8e débat (9 mars, Miami, Floride) : où l’immigration clandestine est au premier plan
Si Clinton garde une avance confortable en termes de délégués, la victoire-surprise de Sanders au Michigan (« one of the greatest upsets in modern political history » selon le site en vue FiveThirtyEight) montre que son discours sur les effets dévastateurs des traités de libre-échange en matière d’emplois est en train de porter. En Floride toutefois (où aura lieu l’un des scrutins les plus importants du second Super Tuesday), c’est surtout l’immigration qui est en tête des préoccupations et occupe une large part du débat.
Ainsi, une grosse passe d’armes a lieu sur les votes passés de Sanders sur ce sujet, notamment son vote contre un projet de loi poussé par Ted Kennedy en 2007 qui, d’après Clinton, s’il avait été adopté, aurait résolu bien des problèmes en cours aujourd’hui. Sanders rétorque que la partie concernant les « guestworkers » (travailleurs invités) s’apparentait à de l’esclavage et que c’est pour cette raison qu’il s’est opposé à ce projet de loi. Clinton ne lâche pas le morceau et en appelle à tous les démocrates et toutes les organisations qui l’ont soutenu. Sanders contre en évoquant des enfants venus du Honduras que Clinton voulait renvoyer. Celle-ci trouve l’attaque injuste et renvoie à Sanders un vote en 2006 par lequel il se serait retrouvé aligné avec des républicains hardcore en ce qui concerne le traitement des illégaux. Outré, Sanders dénonce la manœuvre de sa rivale.

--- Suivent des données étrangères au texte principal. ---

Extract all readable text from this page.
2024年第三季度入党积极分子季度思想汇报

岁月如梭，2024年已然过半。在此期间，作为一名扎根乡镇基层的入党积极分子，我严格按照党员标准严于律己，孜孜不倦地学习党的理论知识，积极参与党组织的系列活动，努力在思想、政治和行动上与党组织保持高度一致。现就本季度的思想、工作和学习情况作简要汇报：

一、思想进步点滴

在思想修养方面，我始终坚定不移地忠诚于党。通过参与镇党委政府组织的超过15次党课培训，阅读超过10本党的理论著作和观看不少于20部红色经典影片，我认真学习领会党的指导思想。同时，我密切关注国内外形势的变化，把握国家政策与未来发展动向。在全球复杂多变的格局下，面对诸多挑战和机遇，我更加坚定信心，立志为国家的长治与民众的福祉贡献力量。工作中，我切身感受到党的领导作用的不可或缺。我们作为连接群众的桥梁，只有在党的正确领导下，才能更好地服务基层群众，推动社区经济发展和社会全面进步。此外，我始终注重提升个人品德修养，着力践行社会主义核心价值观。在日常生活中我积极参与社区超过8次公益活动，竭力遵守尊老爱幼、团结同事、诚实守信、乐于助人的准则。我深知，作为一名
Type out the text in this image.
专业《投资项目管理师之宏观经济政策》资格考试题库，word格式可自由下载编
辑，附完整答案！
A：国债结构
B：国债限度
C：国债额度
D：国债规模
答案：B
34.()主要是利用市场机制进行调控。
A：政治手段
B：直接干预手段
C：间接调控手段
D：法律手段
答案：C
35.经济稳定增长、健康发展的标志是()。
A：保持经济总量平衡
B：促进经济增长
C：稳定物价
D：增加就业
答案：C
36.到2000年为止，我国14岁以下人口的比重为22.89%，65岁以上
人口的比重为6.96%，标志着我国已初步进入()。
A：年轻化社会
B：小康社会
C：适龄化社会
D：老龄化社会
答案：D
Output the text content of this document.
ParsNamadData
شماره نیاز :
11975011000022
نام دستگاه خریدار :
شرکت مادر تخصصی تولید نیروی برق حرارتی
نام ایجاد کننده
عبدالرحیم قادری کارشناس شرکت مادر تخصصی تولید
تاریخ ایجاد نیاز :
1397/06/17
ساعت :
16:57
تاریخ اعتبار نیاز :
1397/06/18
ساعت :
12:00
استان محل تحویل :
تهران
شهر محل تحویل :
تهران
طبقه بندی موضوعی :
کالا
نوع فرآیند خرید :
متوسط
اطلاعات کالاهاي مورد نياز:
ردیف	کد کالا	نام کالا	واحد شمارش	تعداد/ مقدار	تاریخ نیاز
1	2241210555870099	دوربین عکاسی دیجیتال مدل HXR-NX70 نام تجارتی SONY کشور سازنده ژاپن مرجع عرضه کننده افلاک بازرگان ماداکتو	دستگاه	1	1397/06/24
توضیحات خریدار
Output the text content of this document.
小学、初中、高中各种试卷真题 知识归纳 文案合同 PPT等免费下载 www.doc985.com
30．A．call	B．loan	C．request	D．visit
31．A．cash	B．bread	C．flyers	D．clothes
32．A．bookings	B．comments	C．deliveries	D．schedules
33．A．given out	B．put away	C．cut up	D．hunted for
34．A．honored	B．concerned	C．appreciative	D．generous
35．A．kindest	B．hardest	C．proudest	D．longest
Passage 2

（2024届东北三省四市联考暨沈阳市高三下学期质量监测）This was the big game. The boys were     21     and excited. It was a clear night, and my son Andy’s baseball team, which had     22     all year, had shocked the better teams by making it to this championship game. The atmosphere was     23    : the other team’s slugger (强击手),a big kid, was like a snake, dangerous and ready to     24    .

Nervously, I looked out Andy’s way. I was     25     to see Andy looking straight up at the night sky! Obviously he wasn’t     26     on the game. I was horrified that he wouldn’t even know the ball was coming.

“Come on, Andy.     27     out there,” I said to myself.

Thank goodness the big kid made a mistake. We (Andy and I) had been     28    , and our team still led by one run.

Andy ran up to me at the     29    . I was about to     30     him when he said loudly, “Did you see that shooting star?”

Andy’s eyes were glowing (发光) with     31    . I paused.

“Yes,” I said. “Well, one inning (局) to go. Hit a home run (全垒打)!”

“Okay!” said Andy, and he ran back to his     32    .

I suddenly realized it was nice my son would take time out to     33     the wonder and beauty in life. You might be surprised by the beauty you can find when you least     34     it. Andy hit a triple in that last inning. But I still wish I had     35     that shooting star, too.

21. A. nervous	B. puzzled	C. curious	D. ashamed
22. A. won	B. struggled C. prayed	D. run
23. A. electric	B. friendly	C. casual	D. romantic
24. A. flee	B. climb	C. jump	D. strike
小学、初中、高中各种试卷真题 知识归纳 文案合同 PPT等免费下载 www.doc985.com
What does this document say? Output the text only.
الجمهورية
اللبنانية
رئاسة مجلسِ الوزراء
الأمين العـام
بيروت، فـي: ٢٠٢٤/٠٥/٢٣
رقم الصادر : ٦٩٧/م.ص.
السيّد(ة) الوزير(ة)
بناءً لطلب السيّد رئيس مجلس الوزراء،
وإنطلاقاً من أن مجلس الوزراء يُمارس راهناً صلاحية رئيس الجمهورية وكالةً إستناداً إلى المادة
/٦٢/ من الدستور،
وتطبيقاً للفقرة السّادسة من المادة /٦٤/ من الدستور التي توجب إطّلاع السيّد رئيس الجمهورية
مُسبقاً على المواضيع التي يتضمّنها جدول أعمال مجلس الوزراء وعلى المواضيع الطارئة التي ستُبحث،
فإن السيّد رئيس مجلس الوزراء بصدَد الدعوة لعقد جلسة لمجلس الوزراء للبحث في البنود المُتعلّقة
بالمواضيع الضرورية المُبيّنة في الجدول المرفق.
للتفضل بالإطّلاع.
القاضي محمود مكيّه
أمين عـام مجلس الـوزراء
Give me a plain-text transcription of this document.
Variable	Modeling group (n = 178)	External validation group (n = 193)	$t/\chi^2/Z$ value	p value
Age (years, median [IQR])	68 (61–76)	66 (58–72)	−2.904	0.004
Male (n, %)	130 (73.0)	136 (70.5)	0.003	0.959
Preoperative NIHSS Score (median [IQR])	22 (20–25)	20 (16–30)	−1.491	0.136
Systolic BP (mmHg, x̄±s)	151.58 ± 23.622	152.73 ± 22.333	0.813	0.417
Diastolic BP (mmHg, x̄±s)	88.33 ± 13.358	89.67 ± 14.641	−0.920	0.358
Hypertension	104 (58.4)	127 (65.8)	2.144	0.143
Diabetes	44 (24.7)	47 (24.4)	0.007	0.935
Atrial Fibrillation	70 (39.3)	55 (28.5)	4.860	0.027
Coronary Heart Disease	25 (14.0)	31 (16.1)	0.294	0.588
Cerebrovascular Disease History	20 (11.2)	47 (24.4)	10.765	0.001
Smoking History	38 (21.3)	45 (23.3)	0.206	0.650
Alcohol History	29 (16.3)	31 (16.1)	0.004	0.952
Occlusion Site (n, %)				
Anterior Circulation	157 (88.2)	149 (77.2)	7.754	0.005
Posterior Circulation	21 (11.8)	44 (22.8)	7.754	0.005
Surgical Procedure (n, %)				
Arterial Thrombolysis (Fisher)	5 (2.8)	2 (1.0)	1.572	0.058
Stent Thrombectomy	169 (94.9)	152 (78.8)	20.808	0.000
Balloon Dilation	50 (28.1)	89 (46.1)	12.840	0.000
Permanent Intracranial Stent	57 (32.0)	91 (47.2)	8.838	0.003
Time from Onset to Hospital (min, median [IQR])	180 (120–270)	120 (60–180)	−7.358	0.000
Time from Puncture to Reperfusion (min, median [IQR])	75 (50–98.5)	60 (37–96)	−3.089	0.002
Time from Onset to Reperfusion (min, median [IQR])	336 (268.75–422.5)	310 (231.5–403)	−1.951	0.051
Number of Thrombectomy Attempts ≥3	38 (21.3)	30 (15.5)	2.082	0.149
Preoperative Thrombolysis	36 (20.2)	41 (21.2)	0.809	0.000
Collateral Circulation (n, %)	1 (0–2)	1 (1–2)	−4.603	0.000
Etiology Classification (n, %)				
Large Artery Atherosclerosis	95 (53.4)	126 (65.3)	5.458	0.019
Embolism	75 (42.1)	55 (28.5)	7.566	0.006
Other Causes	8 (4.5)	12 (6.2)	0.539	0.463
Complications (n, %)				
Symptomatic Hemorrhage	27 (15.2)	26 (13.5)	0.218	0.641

9e débat (14 avril, New York) : où Sanders malmène Clinton avant New York
Les dernières semaines ont permis au sénateur du Vermont de remporter huit succès d’affilée et de se replacer (un peu) dans la course à l’investiture. Il reste néanmoins à distance respectable de sa rivale, laquelle domine en outre de dix à quinze point les sondages concernant l’important État de New York. Les bons résultats récents de Sanders lui ont toutefois permis d’obtenir qu’y soit organisé un nouveau débat, le premier chez les démocrates depuis un mois.
Au terme de la soirée, Sanders a remporté une victoire aux points. Il s’est montré pugnace du début à la fin et a malmené une adversaire par moments peu convaincantes, mais qui n’a pas non plus connu de trous d’air majeurs. A noter que, malgré une tension palpable, le débat est toujours resté poli et courtois.
Sanders ouvre le bal en déclarant ne pas remettre en cause l’intelligence de Clinton mais son jugement et égrène à la liste des reproches qu’il lui fait : la guerre en Irak, les accords de libre-échange, les Super PACs, la connivence avec Wall Street. Sur ce dernier point, Sanders est mis en difficulté quand un journaliste lui demande des exemples concrets de cette connivence et qu’il répond de manière vague.
Autre sujet à avoir occupé la conversation : les conférences de Clinton à Goldman Sachs. La candidate démocrate refuse toujours d’en publier la retranscription et donne l’impression qu’il doit vraiment y avoir quelques choses de dérangeant dans les discours qu’elle a prononcés pour qu’elle s’obstine ainsi à ne pas vouloir les publier, qui plus est en recourant à des arguments aussi fallacieux que ceux qu’elle avance.
Puis c’est au tour de Clinton de mener l’offensive. Après s’être posée en farouche partisane d’un salaire minimum à $15/heure (Sanders manquant de s’étrangler en l’entendant affirmer qu’elle a toujours défendu cette position), elle attaque à nouveau le sénateur du Vermont sur la question du droit au port d’armes.